Julia hätte ihr am liebsten eine gescheuert. Sie wusste, dass Ava absichtlich fies war und versuchte, sich selbst in ein besseres Licht zu rücken.
„Ava hat Recht, Julia, also lass uns reingehen.“
Sie betraten wieder den Raum und es standen noch mehr Champagnerflaschen bereit.
„Diese Party ist der Wahnsinn“, sagte einer der Männer.
Julia saß auf Alexanders Schoß, seine Arme waren fest um sie geschlungen.
Geplauder und Gelächter erfüllten die Luft. Einige Paare knutschten.
Julia sah ihre Chance. Sie drehte sich ein wenig, sodass sie seitlich auf ihm saß. Alexander sah sie verwirrt an.
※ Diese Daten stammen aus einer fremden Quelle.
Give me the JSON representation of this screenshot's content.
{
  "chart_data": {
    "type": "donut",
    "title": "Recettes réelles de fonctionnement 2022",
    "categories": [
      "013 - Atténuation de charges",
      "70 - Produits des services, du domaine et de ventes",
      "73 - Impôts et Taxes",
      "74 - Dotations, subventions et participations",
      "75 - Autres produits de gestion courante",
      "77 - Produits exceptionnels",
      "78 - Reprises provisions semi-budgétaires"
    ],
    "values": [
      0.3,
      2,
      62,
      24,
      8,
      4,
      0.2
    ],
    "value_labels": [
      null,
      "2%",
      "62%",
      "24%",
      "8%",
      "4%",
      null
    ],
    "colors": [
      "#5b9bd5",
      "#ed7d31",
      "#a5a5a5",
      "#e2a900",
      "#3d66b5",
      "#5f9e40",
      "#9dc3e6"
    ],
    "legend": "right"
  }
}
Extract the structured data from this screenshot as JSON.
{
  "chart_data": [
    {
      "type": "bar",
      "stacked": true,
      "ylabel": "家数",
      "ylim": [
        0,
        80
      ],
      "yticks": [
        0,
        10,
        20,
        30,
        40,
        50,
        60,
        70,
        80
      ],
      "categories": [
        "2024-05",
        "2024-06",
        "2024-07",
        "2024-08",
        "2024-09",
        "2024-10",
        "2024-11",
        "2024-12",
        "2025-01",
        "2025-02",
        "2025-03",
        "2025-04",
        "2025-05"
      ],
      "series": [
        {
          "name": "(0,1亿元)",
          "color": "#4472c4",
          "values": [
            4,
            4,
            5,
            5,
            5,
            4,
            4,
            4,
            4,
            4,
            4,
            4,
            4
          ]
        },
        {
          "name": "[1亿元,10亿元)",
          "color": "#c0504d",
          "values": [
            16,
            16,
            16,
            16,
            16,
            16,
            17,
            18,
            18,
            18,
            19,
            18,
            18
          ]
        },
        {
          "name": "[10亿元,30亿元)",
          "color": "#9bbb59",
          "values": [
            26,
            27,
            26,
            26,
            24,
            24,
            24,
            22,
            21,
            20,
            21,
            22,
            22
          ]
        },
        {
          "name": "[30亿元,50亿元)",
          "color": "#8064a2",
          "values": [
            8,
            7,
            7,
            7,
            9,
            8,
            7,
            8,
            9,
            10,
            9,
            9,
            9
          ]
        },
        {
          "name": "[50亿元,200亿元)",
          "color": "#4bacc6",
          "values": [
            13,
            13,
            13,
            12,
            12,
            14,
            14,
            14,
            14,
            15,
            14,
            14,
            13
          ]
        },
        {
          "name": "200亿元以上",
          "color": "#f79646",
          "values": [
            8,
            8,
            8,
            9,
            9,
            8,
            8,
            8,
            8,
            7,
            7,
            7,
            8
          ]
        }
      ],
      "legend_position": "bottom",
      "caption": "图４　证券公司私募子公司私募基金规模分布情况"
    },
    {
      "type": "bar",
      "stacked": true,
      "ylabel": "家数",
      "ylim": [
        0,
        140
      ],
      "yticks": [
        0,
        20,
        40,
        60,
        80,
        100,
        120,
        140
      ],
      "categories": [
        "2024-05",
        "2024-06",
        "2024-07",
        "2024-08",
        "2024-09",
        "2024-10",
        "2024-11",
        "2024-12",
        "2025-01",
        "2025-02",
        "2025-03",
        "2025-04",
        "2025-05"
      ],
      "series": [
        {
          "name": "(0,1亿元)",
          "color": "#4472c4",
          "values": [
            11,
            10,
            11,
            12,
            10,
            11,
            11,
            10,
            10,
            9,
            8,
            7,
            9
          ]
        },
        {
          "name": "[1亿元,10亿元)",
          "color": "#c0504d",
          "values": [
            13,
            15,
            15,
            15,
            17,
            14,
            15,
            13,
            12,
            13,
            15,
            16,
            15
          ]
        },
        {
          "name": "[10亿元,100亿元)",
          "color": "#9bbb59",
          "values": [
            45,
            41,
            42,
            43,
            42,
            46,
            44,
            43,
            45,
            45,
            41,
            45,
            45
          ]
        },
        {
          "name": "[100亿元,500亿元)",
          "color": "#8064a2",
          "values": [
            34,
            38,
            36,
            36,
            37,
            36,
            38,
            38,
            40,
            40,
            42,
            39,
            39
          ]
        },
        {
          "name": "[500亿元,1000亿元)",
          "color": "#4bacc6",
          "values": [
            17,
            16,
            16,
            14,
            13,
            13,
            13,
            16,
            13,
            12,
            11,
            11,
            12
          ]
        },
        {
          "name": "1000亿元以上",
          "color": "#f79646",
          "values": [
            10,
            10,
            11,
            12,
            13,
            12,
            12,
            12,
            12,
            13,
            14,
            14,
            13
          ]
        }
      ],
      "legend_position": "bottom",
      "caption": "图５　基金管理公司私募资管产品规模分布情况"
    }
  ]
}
Julia legte ihre Arme um seinen Hals und beugte sich hinunter, bis sich ihre Lippen berührten.
Alexander begann, den Kuss zu erwidern, und seine Hände umfassten ihre Taille fester, bis er sie zu fest drückte. Sie wusste, dass er wollte, dass sie aufhörte.
Julia zog sich schließlich zurück. Aus dem Augenwinkel konnte sie sehen, dass Ava sie mit Argusaugen beobachtete.
„Julia“, flüsterte Alexander und deutete ihr, sich zu ihm zu beugen. „Wage es ja nicht, mit diesem Scheiß anzufangen.“
„Mit welchem Scheiß?“, fragte sie unschuldig.
„Du weißt genau, wovon ich rede, also benimm dich.“
„Waren es nicht du und Ava, die sagten, ich müsse meine Rolle spielen und dass ich umreif sei? Tja …“
Julia beugte sich hinunter und küsste seinen Hals zärtlich. Sie konnte spüren, wie sein Herz raste, aber es war ihr egal, wie er sich fühlte.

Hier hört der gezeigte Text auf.